Prior to starting procedure, the needle should be fully retracted. During procedure, ensure needle is fully retracted by viewing needle position through scope lens. If needle is not retracted prior to repositioning Delivery Device, damage to urethra may occur.

Do not use the Delivery Device and its contents if the packaging’s sterile barrier is broken, the seal is damaged, or the device is damaged.

Do not remove device from the patient if the needle is not fully retracted. In case of incomplete needle retraction, manually retract the needle before removing the device from the patient. For instructions on how to manually retract the needle, see Method for Manual Needle Retraction section. Do not attempt to reassemble device for reuse after manual needle retraction. 

No modification of this equipment is allowed. Do not attempt to service or maintain the Generator while in use with a patient.

Urethral strictures should be ruled out as a case of obstruction prior to treatment with Rezūm.

There is no data on the use of this treatment in patients who have undergone prior radiation therapy in the pelvic region. 

The Delivery Device is intended for single-use only. Do not reuse, reprocess or resterilize the device. Reuse, reprocessing or resterilization may compromise the structural integrity of the device and/or create a risk of contamination of the device, which could result in patient injury or illness. 

The exterior of the 50 ml Sterile Water Vial is not sterile and should not be placed in the sterile field. 

Reference indicators on Generator to ensure Saline Flush Line is positioned in the correct direction. If Saline Flush Line is placed in a backwards direction within the Saline Pump, saline will not flow during procedure. 

Care should be taken during procedure to monitor remaining saline level in bag. If saline bag is empty, patient could experience urethral discomfort due to no flush flow. 

Once needle is deployed, hold the Delivery Device steady. Movement of the Delivery Device may stretch tissue and cause vapor to leak into the urethra, possibly causing urethral irritation. Extreme movement may also cause pressure on the needle resulting in difficulty with needle retraction. Needle must be returned to the original insertion position to facilitate retraction. 
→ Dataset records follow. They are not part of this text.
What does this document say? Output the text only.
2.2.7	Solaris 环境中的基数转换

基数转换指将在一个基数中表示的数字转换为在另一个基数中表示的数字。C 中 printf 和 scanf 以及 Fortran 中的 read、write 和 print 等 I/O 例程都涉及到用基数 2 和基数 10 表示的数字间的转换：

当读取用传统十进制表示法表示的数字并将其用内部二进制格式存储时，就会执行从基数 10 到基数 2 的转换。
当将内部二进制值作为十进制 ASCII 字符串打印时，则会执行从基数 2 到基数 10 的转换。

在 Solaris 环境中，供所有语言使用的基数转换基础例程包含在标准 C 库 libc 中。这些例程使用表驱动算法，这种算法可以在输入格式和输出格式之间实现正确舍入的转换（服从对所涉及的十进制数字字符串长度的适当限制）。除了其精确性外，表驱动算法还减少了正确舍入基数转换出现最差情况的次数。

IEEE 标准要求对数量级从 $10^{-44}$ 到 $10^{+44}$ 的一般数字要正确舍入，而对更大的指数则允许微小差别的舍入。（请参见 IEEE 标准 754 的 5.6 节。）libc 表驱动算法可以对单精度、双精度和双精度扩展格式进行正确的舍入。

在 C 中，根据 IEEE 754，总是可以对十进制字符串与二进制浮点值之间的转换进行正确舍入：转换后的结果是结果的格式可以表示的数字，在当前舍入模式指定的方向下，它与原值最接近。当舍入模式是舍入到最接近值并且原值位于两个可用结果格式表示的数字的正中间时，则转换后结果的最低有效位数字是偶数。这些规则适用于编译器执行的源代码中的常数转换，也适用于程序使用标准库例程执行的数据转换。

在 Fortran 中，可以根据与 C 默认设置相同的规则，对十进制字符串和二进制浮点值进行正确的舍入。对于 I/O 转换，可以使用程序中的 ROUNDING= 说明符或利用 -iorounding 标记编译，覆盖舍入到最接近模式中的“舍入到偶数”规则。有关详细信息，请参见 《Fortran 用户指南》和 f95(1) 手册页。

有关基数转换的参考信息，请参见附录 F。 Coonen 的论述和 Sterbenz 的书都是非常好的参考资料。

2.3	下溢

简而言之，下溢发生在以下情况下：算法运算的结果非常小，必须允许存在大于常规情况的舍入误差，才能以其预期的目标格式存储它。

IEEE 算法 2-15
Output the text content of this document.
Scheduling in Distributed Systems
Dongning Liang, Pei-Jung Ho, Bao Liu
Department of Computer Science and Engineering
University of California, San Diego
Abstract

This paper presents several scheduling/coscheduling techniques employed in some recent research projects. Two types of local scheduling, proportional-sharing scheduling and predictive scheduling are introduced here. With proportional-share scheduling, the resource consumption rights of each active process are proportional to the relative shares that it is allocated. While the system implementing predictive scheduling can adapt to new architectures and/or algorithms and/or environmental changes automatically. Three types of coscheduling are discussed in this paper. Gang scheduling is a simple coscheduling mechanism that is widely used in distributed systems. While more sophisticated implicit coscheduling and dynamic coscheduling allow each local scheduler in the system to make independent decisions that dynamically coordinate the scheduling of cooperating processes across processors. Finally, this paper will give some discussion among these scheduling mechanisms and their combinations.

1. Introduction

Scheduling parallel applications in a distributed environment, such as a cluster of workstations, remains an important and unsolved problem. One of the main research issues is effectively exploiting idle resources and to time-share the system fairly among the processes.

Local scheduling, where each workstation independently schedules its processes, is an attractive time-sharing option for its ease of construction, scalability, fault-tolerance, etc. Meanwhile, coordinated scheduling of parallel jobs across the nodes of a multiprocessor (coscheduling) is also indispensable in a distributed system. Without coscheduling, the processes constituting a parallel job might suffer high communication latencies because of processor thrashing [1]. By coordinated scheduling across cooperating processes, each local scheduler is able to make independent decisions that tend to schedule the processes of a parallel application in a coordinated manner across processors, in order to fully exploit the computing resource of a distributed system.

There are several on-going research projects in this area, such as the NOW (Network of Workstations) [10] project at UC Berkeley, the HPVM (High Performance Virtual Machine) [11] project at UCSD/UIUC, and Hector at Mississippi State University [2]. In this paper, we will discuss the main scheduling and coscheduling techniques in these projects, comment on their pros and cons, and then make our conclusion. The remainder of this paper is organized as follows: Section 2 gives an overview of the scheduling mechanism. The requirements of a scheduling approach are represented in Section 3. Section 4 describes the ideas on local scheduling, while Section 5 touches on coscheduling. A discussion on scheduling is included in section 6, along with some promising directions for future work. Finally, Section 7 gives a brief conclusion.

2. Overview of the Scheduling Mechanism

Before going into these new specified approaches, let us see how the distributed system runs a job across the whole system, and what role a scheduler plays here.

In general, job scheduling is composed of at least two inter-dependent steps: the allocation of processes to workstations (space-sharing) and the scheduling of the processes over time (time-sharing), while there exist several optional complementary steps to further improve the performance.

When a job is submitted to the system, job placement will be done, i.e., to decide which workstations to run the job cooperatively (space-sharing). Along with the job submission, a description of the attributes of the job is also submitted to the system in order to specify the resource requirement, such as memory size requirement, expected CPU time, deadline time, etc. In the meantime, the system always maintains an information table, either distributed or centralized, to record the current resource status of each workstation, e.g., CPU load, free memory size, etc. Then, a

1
Care should be taken during procedure to monitor the amount of saline instilled. If bladder is not empty, overfilling of bladder may occur. The Generator helps monitor the amount of saline instilled. 

During healing phase, patient may experience a continued or worsening of LUTS, which may require the use of a catheter for several days. Cystoscopic intervention during the healing phase may also lead to continued or worsening of LUTS. For more information on these types of events in the clinical study, please refer to the Clinical Summary section of the DFU. 

Saline should be at room temperature. Do not use cold saline, which may reduce the effectiveness of the therapy. 

The Delivery Device is compatible with a 4 mm, 30 degree, 30 cm Storz or Richard-Wolf cystoscopic lens. Use of other scope lenses may impact performance of the Delivery Device. 

If finger is released from Vapor Activation Button before the priming cycle is complete, vapor will automatically stop and the priming steps will have to be repeated. 

Do not release Vapor Activation button during vapor treatment cycle. If Vapor Activation Button is released before treatment cycle is complete, vapor release will automatically stop, which may lead to partial and incomplete treatment. 

Ensure air bubbles are removed from the syringe. If bubbles are trapped in the line, an insufficient treatment may result. 

Treatments in excess of those recommended in the guidelines may lead to prolonged irritative symptoms and/or catheterization. 

After use, this product should be treated as a potential biohazard. Handle and dispose of in accordance with acceptable medical practices and applicable local, state and federal guidelines.